Tairāwhiti District Health Board
- Location of the Tairāwhiti DHB (green) in New Zealand
- Formation: 1 January 2001; 25 years ago
- Founder: New Zealand Government
- Dissolved: 1 July 2022; 3 years ago
- Legal status: Active
- Purpose: DHB
- Services: Health and disability services
- Parent organization: Ministry of Health
- Website: www.hauoratairawhiti.org.nz

= Tairāwhiti District Health Board =

District health board in Gisborne District, New Zealand

The Tairāwhiti District Health Board (Tairāwhiti DHB), branded as Hauora Tairāwhiti since 2015, was a district health board with the focus on providing healthcare to the Gisborne District of New Zealand. In July 2022, the Tairāwhiti DHB was merged into the national health service Te Whatu Ora (Health New Zealand).

==History==
The Tairāwhiti District Health Board, like most other district health boards, came into effect on 1 January 2001 established by the New Zealand Public Health and Disability Act 2000.
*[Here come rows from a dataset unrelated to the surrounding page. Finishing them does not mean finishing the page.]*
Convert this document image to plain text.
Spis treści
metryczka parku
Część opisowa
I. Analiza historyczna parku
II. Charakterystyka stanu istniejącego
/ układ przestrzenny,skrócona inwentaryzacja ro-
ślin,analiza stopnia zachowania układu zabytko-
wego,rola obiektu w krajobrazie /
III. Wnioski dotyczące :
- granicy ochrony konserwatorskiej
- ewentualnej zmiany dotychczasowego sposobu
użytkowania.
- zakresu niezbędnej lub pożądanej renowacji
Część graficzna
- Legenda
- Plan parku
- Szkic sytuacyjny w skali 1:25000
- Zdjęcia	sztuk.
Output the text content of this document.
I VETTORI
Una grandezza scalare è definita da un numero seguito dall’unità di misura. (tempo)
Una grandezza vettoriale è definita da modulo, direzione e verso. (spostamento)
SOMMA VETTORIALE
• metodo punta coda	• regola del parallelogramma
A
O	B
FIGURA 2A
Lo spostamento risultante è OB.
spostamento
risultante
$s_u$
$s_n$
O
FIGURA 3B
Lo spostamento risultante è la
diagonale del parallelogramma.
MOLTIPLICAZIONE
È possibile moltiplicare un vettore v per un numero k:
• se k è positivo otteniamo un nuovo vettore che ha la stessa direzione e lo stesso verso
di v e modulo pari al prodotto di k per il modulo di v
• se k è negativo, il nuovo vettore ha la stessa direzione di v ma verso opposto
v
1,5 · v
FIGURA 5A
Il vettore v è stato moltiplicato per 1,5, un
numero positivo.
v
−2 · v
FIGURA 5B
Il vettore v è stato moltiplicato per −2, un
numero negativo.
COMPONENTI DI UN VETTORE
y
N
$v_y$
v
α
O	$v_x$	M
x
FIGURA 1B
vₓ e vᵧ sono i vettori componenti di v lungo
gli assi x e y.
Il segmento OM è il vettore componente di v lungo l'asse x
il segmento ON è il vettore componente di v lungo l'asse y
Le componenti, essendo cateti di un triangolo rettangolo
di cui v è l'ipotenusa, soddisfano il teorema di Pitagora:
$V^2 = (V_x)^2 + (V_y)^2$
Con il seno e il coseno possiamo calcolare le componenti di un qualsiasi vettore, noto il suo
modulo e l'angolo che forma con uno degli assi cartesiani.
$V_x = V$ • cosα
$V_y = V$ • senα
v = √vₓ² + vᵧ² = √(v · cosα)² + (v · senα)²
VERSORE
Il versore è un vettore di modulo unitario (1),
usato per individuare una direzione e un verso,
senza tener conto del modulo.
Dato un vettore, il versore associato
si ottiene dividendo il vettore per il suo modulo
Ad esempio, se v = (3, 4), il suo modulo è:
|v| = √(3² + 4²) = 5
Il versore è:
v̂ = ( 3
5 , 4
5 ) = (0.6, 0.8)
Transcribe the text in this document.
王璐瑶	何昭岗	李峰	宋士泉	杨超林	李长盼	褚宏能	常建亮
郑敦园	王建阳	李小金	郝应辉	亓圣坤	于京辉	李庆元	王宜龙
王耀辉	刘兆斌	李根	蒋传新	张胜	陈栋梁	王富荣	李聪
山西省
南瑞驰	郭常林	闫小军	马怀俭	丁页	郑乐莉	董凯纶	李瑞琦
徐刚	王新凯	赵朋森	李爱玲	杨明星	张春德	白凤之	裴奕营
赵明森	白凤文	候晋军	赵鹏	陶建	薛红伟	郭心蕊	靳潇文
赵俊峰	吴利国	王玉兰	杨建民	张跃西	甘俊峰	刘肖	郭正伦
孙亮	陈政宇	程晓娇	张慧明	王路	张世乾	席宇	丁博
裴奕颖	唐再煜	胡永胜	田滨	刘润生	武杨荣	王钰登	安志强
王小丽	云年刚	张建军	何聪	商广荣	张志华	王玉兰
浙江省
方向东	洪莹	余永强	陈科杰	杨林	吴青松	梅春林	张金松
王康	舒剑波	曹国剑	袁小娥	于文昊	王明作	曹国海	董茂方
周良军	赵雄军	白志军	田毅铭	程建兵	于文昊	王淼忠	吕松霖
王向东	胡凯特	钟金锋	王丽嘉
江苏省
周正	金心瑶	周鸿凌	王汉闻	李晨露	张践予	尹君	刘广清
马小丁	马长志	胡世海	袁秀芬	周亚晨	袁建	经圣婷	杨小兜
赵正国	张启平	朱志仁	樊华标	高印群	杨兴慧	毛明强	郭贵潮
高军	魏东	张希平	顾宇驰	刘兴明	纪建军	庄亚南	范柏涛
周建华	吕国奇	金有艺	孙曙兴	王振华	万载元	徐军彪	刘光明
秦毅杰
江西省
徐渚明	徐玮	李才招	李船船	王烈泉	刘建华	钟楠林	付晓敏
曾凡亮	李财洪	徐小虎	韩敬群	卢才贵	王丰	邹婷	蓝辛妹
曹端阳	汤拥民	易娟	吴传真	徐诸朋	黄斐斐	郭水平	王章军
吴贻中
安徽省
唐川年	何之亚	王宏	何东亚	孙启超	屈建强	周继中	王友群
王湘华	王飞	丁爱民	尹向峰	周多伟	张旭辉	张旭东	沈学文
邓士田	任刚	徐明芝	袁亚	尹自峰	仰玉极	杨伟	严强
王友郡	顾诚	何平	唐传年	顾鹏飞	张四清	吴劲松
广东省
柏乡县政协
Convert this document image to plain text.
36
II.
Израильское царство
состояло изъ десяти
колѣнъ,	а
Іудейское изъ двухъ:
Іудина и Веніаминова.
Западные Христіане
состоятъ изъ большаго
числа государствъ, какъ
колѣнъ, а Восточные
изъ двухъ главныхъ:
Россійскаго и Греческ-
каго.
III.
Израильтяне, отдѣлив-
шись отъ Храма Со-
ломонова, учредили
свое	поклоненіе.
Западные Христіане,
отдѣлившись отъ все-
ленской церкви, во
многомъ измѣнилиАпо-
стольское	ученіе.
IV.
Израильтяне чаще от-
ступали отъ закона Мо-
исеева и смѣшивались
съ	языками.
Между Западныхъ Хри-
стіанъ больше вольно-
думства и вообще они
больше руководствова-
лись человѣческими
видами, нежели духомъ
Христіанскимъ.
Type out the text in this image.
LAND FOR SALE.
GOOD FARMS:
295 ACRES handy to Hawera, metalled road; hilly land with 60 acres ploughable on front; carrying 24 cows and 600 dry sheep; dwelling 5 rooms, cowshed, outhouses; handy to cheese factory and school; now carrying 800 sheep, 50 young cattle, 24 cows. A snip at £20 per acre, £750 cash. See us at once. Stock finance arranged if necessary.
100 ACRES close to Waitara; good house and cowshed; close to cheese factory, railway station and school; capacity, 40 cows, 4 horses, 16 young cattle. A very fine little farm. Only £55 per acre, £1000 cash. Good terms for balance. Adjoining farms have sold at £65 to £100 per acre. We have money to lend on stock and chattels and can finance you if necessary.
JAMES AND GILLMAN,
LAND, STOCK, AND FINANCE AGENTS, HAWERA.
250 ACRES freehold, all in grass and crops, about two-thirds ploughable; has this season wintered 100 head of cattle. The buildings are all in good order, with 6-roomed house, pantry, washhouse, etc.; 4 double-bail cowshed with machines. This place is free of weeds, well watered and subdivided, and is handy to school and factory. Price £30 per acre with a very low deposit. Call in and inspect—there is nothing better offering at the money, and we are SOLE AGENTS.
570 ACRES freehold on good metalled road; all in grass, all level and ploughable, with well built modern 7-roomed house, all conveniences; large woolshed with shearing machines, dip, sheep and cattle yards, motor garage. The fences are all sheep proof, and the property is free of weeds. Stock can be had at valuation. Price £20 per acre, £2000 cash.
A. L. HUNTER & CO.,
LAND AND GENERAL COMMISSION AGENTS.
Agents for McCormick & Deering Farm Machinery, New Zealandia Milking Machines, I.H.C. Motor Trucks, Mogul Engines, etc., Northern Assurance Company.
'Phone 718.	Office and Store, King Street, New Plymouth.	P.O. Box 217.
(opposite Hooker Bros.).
On 1 July 2022, the Tairāwhiti DHB and the other district health boards were disestablished, with Te Whatu Ora (Health New Zealand) assuming their former functions and operations including hospitals and health services. The Tairāwhiti DHB was brought under Te Whatu Ora's Te Manawa Taki division.

==Geographic area==
The board serves the Gisborne District, as specified in Schedule 1 of the New Zealand Public Health and Disability Act 2000 and based on territorial authority and ward boundaries as constituted as at 1 January 2001. The area can be adjusted through an Order in Council.

==Governance==
The initial board was fully appointed. Since the 2001 local elections, the board has been partially elected (seven members) and in addition, up to four members get appointed by the Minister of Health. The minister also appoints the chairperson and deputy-chair from the pool of eleven board members.

===Chairpersons===
Wayne Brown had previously been the chairperson of the Hospital and Health Service (HHS) and he was appointed as the inaugural chair of the Tairāwhiti DHB by Health Minister Annette King. Concurrently, he also served as chair of Northland DHB. Brown was forced to resign as chair of the Tairāwhiti DHB in August 2002 due to an administrative error by the Ministry of Health. After the first DHB elections in October 2001, he had been appointed as chair for both Auckland and Tairāwhiti DHBs, but had also been elected onto the Tairāwhiti board. As an elected member, he was not permitted to also hold a position on another district health board.

The following table gives a list of chairpersons of Tairāwhiti District Health Board:

| Name | Portrait | Start | End | Source |
|---|---|---|---|---|
| Wayne Brown |  | January 2001 | August 2002 |  |
| Ingrid Collins |  | March 2003 | December 2010 |  |
| David Scott |  | December 2010 | December 2019 |  |
| Kim Ngārimu |  | December 2019 | present |  |

==Hospitals==

===Public hospitals===

- Gisborne Hospital in Lytton, Gisborne has 115 beds and provides mental health, children's health, maternity, surgical, and medical services.

===Private hospitals===

- Chelsea Hospital in Gisborne Central has 16 beds and provides surgical and medical services.